Citiamo il caso che si presta comunque a letture diverse, interessate, duplici e triplici e comunque politiche su uno sfondo elettorale che resta comunque una scelta, un esame, un invito a un consenso nel quale, peraltro, le carte sono chiare, senza i cosiddetti inghippi più o meno occulti, sotterranei, laddove i pochi o i tanti potrebbero considerare come la lotta alla mafia, intesa come battaglia del bene contro il male, fosse più sottile e meno declamatoria e, forse, più completa e alla luce del sole (e delle foto).

Su Di Maio - che contende all’altro “vice” il primato delle maggiori e martellanti presenze, non solo o non soltanto sul territorio ma sui mass media, in particolare sul medium televisivo - una riflessione sul prima e il dopo sorge spontanea soprattutto in riferimento al suo ruolo nel Governo, cioè dopo, all’opposizione, cioè prima nella misura e nei modi con cui i due termini sono declinati, sol che si pensi a quella campagna antivaccini che già allora (cioè prima) aveva poco senso, e figuriamoci adesso (cioè dopo), e da Palazzo Chigi per di più.

Si sa che nel passaggio dal dire sempre no, per qualche voto in più, alla conservazione e all’uso di un consenso da posizioni di governo, qualche difficolta in più è offerta facendo pure lo sconto proprio a chi non ha alcuna esperienza nel ramo ma che, sia prima che dopo, non dimostra una sia qual pur lieve forma di pentimento, ma semmai il contrario, come nel caso, anche questo non grande né grave ma indicativo allorquando il vice presidente del Consiglio (non uno di noi dunque) parla a proposito dell’aumento dei titoli di Stato che, secondo lui, non ci costa nulla giacché “il rendimento è a dieci anni… di che siamo parlando?”; ebbene, viene voglia di commentare che lo stile è l’uomo.

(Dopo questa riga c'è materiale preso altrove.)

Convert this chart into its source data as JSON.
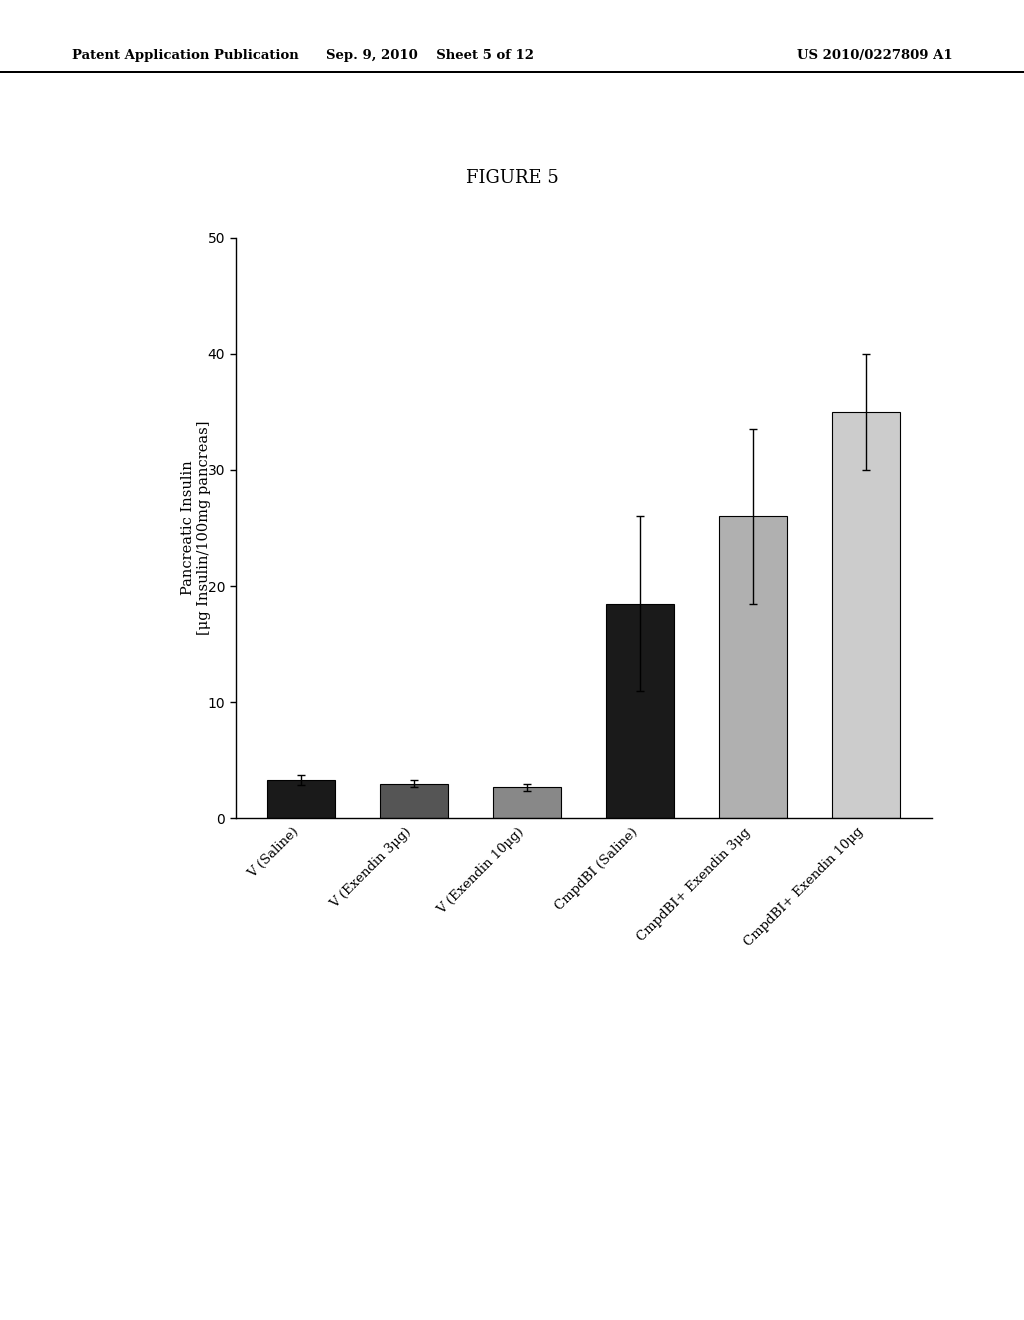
{
  "categories": [
    "V (Saline)",
    "V (Exendin 3μg)",
    "V (Exendin 10μg)",
    "CmpdBI (Saline)",
    "CmpdBI+ Exendin 3μg",
    "CmpdBI+ Exendin 10μg"
  ],
  "values": [
    3.3,
    3.0,
    2.7,
    18.5,
    26.0,
    35.0
  ],
  "errors": [
    0.4,
    0.3,
    0.3,
    7.5,
    7.5,
    5.0
  ],
  "bar_colors": [
    "#1a1a1a",
    "#555555",
    "#888888",
    "#1a1a1a",
    "#b0b0b0",
    "#cccccc"
  ],
  "bar_edgecolors": [
    "#000000",
    "#000000",
    "#000000",
    "#000000",
    "#000000",
    "#000000"
  ],
  "ylim": [
    0,
    50
  ],
  "yticks": [
    0,
    10,
    20,
    30,
    40,
    50
  ],
  "ylabel_line1": "Pancreatic Insulin",
  "ylabel_line2": "[μg Insulin/100mg pancreas]",
  "figure_title": "FIGURE 5",
  "header_left": "Patent Application Publication",
  "header_center": "Sep. 9, 2010    Sheet 5 of 12",
  "header_right": "US 2010/0227809 A1",
  "background_color": "#ffffff",
  "bar_width": 0.6
}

Di Stato?

Molto nota ed esaltata, come ben si addice(va) ad una forza oppositoria a tutto e a tutti, la battaglia contro l’Europa e contro l’Euro, sulla quale, come su altre analoghe vicende pentastellate del prima e del dopo, la critica non ci è sembrata così attenta e premurosa nel rilevarne le contraddizioni. Peccato, anche perché il Di Maio-pensiero, a proposito di Europa ed Euro è oggi letteralmente rovesciato rispetto a quel fatale (per gli altri, fuorché Salvini) 4 marzo.

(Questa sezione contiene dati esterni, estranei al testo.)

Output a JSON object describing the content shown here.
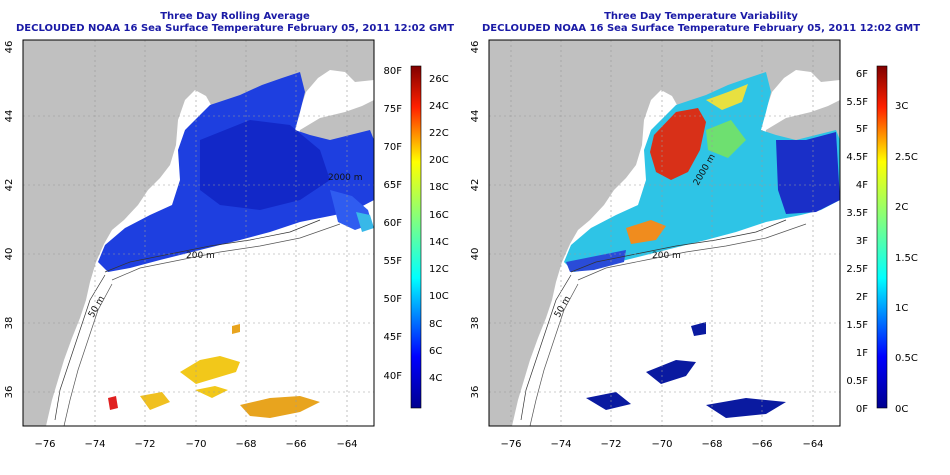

C’è, in questi giorni, un sondaggio dell’autorevole Eurobarometro condotta su circa trentamila cittadini dell’Unione europea che mostra che il 68 per cento di loro è convinto che l’Unione abbia portato dei vantaggi al proprio Paese mentre il 61 per cento ritiene che l’Euro abbia giovato. Peccato, poi, che abbiano votato più per i partiti antieuropei. E il Movimento 5 Stelle ne sa qualcosa, con la conseguenza italiana del Governo: per loro. Ma durerà?